Als sich meine Mutter mit einer Gelenkentzündung herumplagte, machte uns unsere damalige Waschfrau auf Christian Science aufmerksam. Das war 1935. Nach einigen Wochen besuchte meine Mutter einen Christian Science Gottesdienst und kam sehr beeindruckt zurück. Eines Sonntags fuhren meine Eltern mit meinem Bruder und mir zur Ersten Kirche Christi, Wissenschaftler, nach Dresden-Neustadt. Schon der Ein- oder besser der Aufgang beeindruckte mich sehr, Rechts und links vorn Eingang führte je eine Treppe einige Stufen auf einen blumengeschmückten Vorplatz. Geöffnete Türen wiesen den Weg ins Innere der Kirche, wo wieder zwei breite, teppichgeschmückte Treppen in die 1. Etage führten, von wo aus es dann zum Kirchenraum ging. Es gab 1000 Sitzplätze — und zum Mittwochgottesdienst um 17 Uhr stand man trotzdem noch.

Am Sonntag wurden wir zwei Kinder von einem Ordner begrüßt und in den Sonntagsschulraum im Erdgeschoss gebracht. Meine Eltern waren nach oben verschwunden, aber ich war sicher, sie »hier unten« wieder zu treffen. In der Sonntagsschule empfing uns eine sehr vornehme Dame mit »Blumenbeethut« und hellen Handschuhen, die sie übergezogen hatte (das war üblich und vornehm). Unserem Alter entsprechend kamen mein Bruder und ich in zwei unterschiedliche Kreise. In der Sonntagsschule gab es 35 Kreise mit je 12 Stühlen. Der Raum war riesig, fand ich. Auch gab es noch ein Pult Für den Sonntagsschulvorsteher und ein Harmonium.
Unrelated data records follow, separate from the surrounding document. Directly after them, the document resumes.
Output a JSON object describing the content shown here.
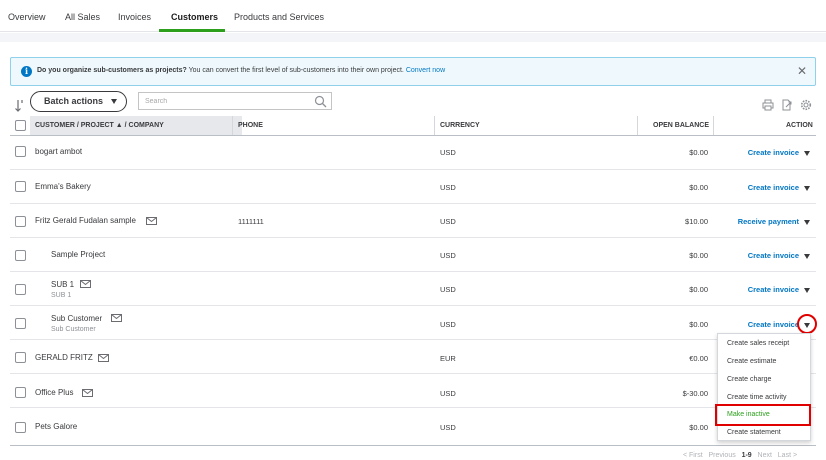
{
  "tabs": [
    {
      "label": "Overview"
    },
    {
      "label": "All Sales"
    },
    {
      "label": "Invoices"
    },
    {
      "label": "Customers"
    },
    {
      "label": "Products and Services"
    }
  ],
  "banner": {
    "bold_text": "Do you organize sub-customers as projects?",
    "text": " You can convert the first level of sub-customers into their own project.",
    "link": "Convert now"
  },
  "toolbar": {
    "batch_actions": "Batch actions",
    "search_placeholder": "Search"
  },
  "table": {
    "headers": {
      "customer": "CUSTOMER / PROJECT ▲ / COMPANY",
      "phone": "PHONE",
      "currency": "CURRENCY",
      "balance": "OPEN BALANCE",
      "action": "ACTION"
    },
    "rows": [
      {
        "name": "bogart ambot",
        "sub": "",
        "phone": "",
        "currency": "USD",
        "balance": "$0.00",
        "action": "Create invoice"
      },
      {
        "name": "Emma's Bakery",
        "sub": "",
        "phone": "",
        "currency": "USD",
        "balance": "$0.00",
        "action": "Create invoice"
      },
      {
        "name": "Fritz Gerald Fudalan sample",
        "sub": "",
        "phone": "1111111",
        "currency": "USD",
        "balance": "$10.00",
        "action": "Receive payment"
      },
      {
        "name": "Sample Project",
        "sub": "",
        "phone": "",
        "currency": "USD",
        "balance": "$0.00",
        "action": "Create invoice"
      },
      {
        "name": "SUB 1",
        "sub": "SUB 1",
        "phone": "",
        "currency": "USD",
        "balance": "$0.00",
        "action": "Create invoice"
      },
      {
        "name": "Sub Customer",
        "sub": "Sub Customer",
        "phone": "",
        "currency": "USD",
        "balance": "$0.00",
        "action": "Create invoice"
      },
      {
        "name": "GERALD FRITZ",
        "sub": "",
        "phone": "",
        "currency": "EUR",
        "balance": "€0.00",
        "action": ""
      },
      {
        "name": "Office Plus",
        "sub": "",
        "phone": "",
        "currency": "USD",
        "balance": "$-30.00",
        "action": ""
      },
      {
        "name": "Pets Galore",
        "sub": "",
        "phone": "",
        "currency": "USD",
        "balance": "$0.00",
        "action": ""
      }
    ]
  },
  "dropdown": {
    "items": [
      "Create sales receipt",
      "Create estimate",
      "Create charge",
      "Create time activity",
      "Make inactive",
      "Create statement"
    ]
  },
  "pager": {
    "first": "< First",
    "previous": "Previous",
    "range": "1-9",
    "next": "Next",
    "last": "Last >"
  },
  "colors": {
    "accent": "#2ca01c",
    "link": "#0077c5",
    "highlight": "#e00000"
  }
}
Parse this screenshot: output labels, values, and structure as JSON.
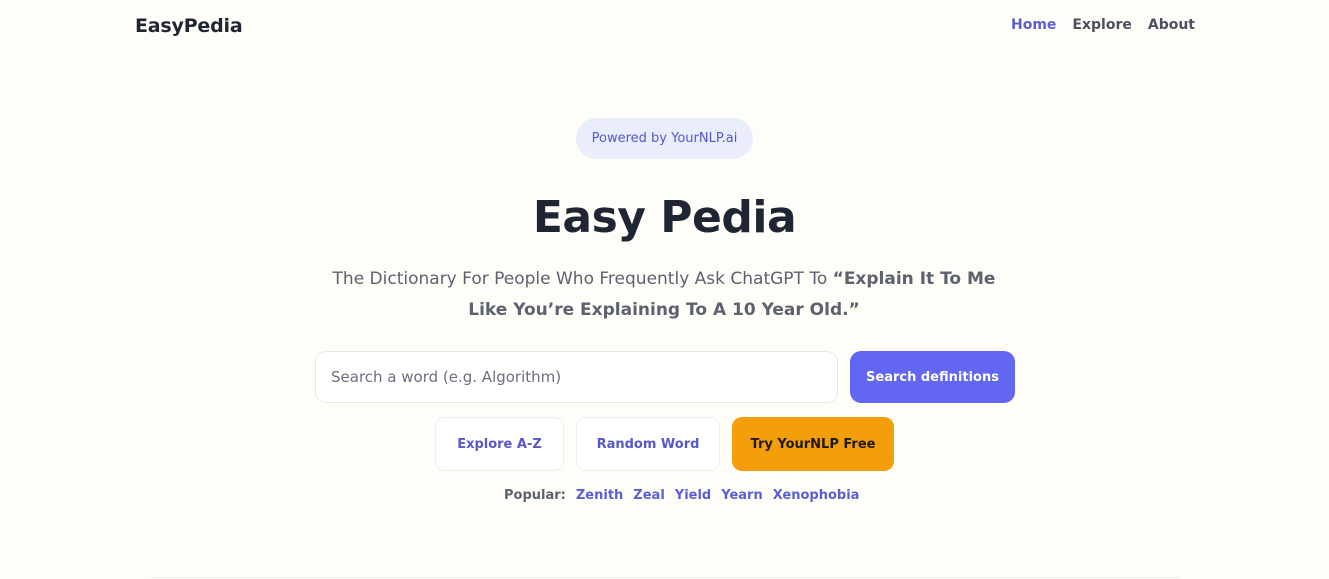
{
  "header": {
    "logo": "EasyPedia",
    "nav": {
      "home": "Home",
      "explore": "Explore",
      "about": "About"
    }
  },
  "hero": {
    "badge": "Powered by YourNLP.ai",
    "title": "Easy Pedia",
    "subtitle_plain": "The Dictionary For People Who Frequently Ask ChatGPT To ",
    "subtitle_bold": "“Explain It To Me Like You’re Explaining To A 10 Year Old.”"
  },
  "search": {
    "placeholder": "Search a word (e.g. Algorithm)",
    "value": "",
    "button_label": "Search definitions"
  },
  "actions": {
    "explore_az": "Explore A-Z",
    "random_word": "Random Word",
    "try_yournlp": "Try YourNLP Free"
  },
  "popular": {
    "label": "Popular:",
    "words": [
      "Zenith",
      "Zeal",
      "Yield",
      "Yearn",
      "Xenophobia"
    ]
  },
  "colors": {
    "accent": "#6366f1",
    "link": "#5b5fd6",
    "cta": "#f59e0b",
    "background": "#fffdf8"
  }
}
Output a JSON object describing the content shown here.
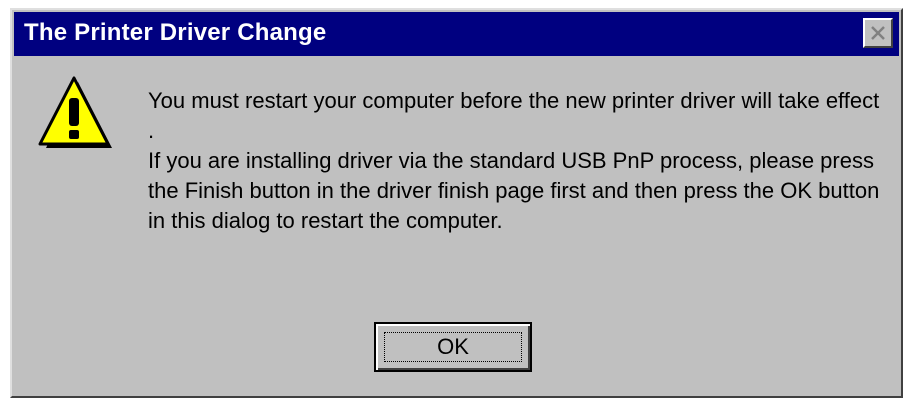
{
  "dialog": {
    "title": "The Printer Driver Change",
    "close_icon": "close-icon",
    "warning_icon": "warning-icon",
    "message_line1": "You must restart your computer before the new printer driver will take effect .",
    "message_line2": "If you are installing driver via the standard USB PnP process, please press the Finish button in the driver finish page first and then press the OK button in this dialog to restart the computer.",
    "ok_label": "OK"
  },
  "colors": {
    "titlebar": "#000080",
    "face": "#c0c0c0",
    "warning_fill": "#ffff00"
  }
}
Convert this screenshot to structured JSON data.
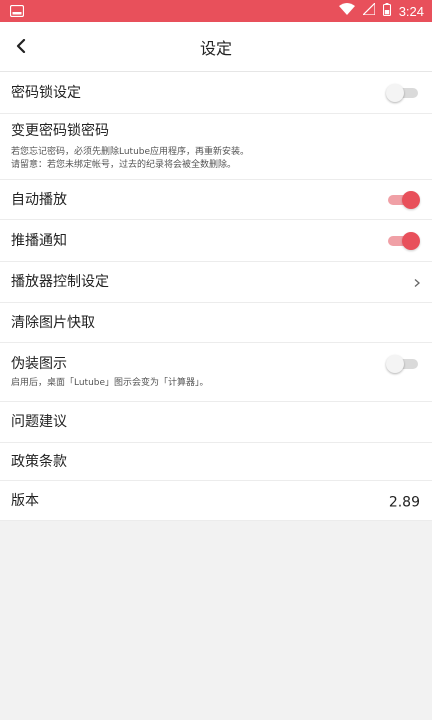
{
  "status_bar": {
    "time": "3:24",
    "bg_color": "#e8505b",
    "icons": [
      "app-notification-icon",
      "wifi-icon",
      "signal-icon",
      "battery-icon"
    ]
  },
  "header": {
    "title": "设定",
    "back_icon": "back-chevron-icon"
  },
  "settings": {
    "passcode_lock": {
      "label": "密码锁设定",
      "toggle_on": false
    },
    "change_passcode": {
      "label": "变更密码锁密码",
      "note_1": "若您忘记密码，必须先删除Lutube应用程序，再重新安装。",
      "note_2": "请留意：若您未绑定帐号，过去的纪录将会被全数删除。"
    },
    "autoplay": {
      "label": "自动播放",
      "toggle_on": true
    },
    "push_notifications": {
      "label": "推播通知",
      "toggle_on": true
    },
    "player_controls": {
      "label": "播放器控制设定",
      "chevron": "chevron-right-icon"
    },
    "clear_image_cache": {
      "label": "清除图片快取"
    },
    "disguise_icon": {
      "label": "伪装图示",
      "note": "启用后，桌面「Lutube」图示会变为「计算器」。",
      "toggle_on": false
    },
    "feedback": {
      "label": "问题建议"
    },
    "policy": {
      "label": "政策条款"
    },
    "version": {
      "label": "版本",
      "value": "2.89"
    }
  },
  "colors": {
    "accent": "#e8505b",
    "toggle_off_track": "#dadada",
    "background": "#f2f2f2"
  }
}
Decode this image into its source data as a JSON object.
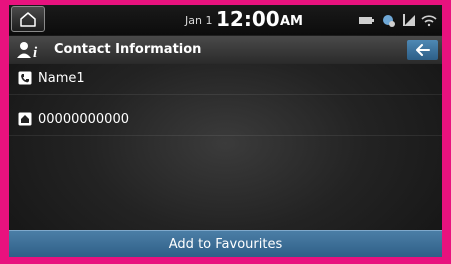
{
  "status_bar": {
    "home_icon": "home-icon",
    "date": "Jan 1",
    "time": "12:00",
    "ampm": "AM",
    "icons": [
      "battery-icon",
      "sync-icon",
      "signal-icon",
      "wifi-icon"
    ]
  },
  "header": {
    "icon": "contact-info-icon",
    "title": "Contact Information",
    "back_icon": "back-arrow-icon"
  },
  "contact": {
    "name_icon": "phonebook-icon",
    "name": "Name1",
    "number_icon": "home-phone-icon",
    "number": "00000000000"
  },
  "actions": {
    "add_favourites": "Add to Favourites"
  },
  "colors": {
    "frame": "#e8127e",
    "button_blue": "#3d6f98"
  }
}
Num, ich durfte an diesem Sonntag neben der Lehrerein sitzen (was ich 3 Jahr lang tat, denn ich war immer so zeitig da, das dieser Platz noch nie besetzt war). Die übergroße Liebe, die ich spürte, und der andere Gottesbegriff als unendliche Liebe, den ich dort kennen lernte, begeisterten mich so, dass ich meinen Vater bat, uns zum regelmäßigen Besuch der Sonntagsschule anzumelden, meinen Bruder auch.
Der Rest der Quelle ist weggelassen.